Les deux lettres d’Oberto Dall’Orto auront beaucoup de succès chez les juristes jusqu’au XVIème siècle. Il était devenu nécessaire d’accorder ces règles féodales qui régissaient les rapports entre le vassal et son suzerain, règles venues des invasions germaniques du Vème siècle, avec le droit romain qui fonctionnait avec d’autres concepts. Les glosateurs s’en sont donnés à cœur joie pour tenter de concilier les deux systèmes [7].

A n’en pas douter Noel du Fail a dû passer quelques heures palpitantes à écouter Eguiner Baron gloser sur ces vieilles coutumes qui laissaient tant de place à toutes les interprétations.

Bonne Journée,

Textor




[1] 165x240 mm

[2] Orthographié souvent Eguinaire. Pour une raison inconnue les sites anglo-saxons sur internet, dont Wikipédia en anglais, le dénomment Eguinaire François, baron de Kerlouan. Cette erreur est reprise un peu partout. La BNF rejette la forme Eguinaire ou Eguinarius pour Eguiner-François Baron. Le prénom François n'est pas rappelé dans les éditions présentées.

[3] Noel du Fail n’en cite que quatre, dont un seul breton : François Crespin du Pays d’Anjou, Nicole Quelain, manceau, Martin Rusé de Tours et Pierre Marec, gentilhomme de Basse Bretagne. Voir l'article sur la Coutume de Bretagne in Bibliotheca Textoriana Juin 2023.

[4] Les Grands Jours étaient des sessions extraordinaires du Parlement organisées dans des villes de Province pour rendre la justice plus accessible. Elles étaient présidées par des Commissaires du Roi. Une seule eut lieu à Riom, en 1546.

[5] Voir ses Mémoires recueillis et extraicts des plus notables et solennels Arrests du Parlement de Bretagne, divisez en trois livres et l’article qui lui est consacré in Bibliotheca Textoriana du 11 juin 2025

[6] Noël du Fail, Contes et Discours d'Eutrapel, Ch. 4, f°24v de l’édition de 1597.
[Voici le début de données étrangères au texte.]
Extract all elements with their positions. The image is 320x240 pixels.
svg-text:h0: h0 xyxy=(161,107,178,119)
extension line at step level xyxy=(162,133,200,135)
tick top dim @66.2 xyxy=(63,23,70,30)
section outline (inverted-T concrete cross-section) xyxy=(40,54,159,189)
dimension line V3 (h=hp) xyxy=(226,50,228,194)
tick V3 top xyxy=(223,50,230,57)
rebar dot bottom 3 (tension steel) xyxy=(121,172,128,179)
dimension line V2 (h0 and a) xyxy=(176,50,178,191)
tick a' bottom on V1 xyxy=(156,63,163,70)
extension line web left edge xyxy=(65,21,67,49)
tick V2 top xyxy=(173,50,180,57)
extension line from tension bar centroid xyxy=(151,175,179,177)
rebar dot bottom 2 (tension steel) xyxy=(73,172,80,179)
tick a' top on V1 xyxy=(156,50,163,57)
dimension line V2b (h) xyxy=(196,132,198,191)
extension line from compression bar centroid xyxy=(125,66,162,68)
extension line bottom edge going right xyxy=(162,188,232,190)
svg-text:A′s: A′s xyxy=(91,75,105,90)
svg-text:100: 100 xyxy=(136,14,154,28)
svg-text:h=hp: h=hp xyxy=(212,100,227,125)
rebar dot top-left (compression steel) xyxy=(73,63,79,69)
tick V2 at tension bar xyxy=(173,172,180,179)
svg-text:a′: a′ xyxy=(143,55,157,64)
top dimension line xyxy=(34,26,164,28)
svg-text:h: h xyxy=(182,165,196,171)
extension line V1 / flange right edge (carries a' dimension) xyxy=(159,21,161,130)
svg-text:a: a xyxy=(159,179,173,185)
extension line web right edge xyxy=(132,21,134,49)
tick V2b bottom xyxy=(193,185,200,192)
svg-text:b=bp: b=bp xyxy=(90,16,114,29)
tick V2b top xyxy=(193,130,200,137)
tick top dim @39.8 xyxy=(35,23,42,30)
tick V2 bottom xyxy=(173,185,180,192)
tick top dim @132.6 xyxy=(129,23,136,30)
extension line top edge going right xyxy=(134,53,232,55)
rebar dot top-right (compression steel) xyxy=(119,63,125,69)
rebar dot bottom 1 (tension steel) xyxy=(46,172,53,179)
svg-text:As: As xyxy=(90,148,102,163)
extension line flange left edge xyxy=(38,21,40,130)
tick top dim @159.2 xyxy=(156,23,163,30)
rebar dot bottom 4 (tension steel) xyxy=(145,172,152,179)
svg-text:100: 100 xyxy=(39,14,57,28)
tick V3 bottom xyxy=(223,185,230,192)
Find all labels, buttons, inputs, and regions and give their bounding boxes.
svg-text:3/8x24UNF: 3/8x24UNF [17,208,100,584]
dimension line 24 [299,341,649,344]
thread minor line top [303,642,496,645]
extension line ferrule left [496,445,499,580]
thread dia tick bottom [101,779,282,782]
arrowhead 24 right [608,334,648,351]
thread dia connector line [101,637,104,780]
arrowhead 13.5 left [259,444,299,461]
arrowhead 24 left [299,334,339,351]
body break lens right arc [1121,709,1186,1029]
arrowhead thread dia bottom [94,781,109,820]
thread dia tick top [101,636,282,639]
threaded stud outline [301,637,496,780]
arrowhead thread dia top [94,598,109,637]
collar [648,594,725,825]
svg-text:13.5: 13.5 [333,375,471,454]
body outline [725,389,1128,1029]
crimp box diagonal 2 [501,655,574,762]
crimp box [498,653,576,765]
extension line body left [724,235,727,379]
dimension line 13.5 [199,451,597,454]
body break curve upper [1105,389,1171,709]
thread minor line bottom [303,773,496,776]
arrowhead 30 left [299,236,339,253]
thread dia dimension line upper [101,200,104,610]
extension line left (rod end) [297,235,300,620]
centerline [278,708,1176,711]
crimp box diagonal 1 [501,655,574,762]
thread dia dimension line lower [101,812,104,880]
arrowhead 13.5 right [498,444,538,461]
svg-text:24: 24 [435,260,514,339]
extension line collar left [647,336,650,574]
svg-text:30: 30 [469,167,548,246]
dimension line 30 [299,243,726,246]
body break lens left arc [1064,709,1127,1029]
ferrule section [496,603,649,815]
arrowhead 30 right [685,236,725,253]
[7] Difficultés résolues parfois à l’aide du recours à des théories compliquées, comme celle du domaine divisé : en référence au bénéfice et sur la base du principe déjà exprimé du fief comme droit réel, cette théorie utilisait les instruments romains pour concrétiser la protection des droits autonomes du vassal à son propre bénéfice.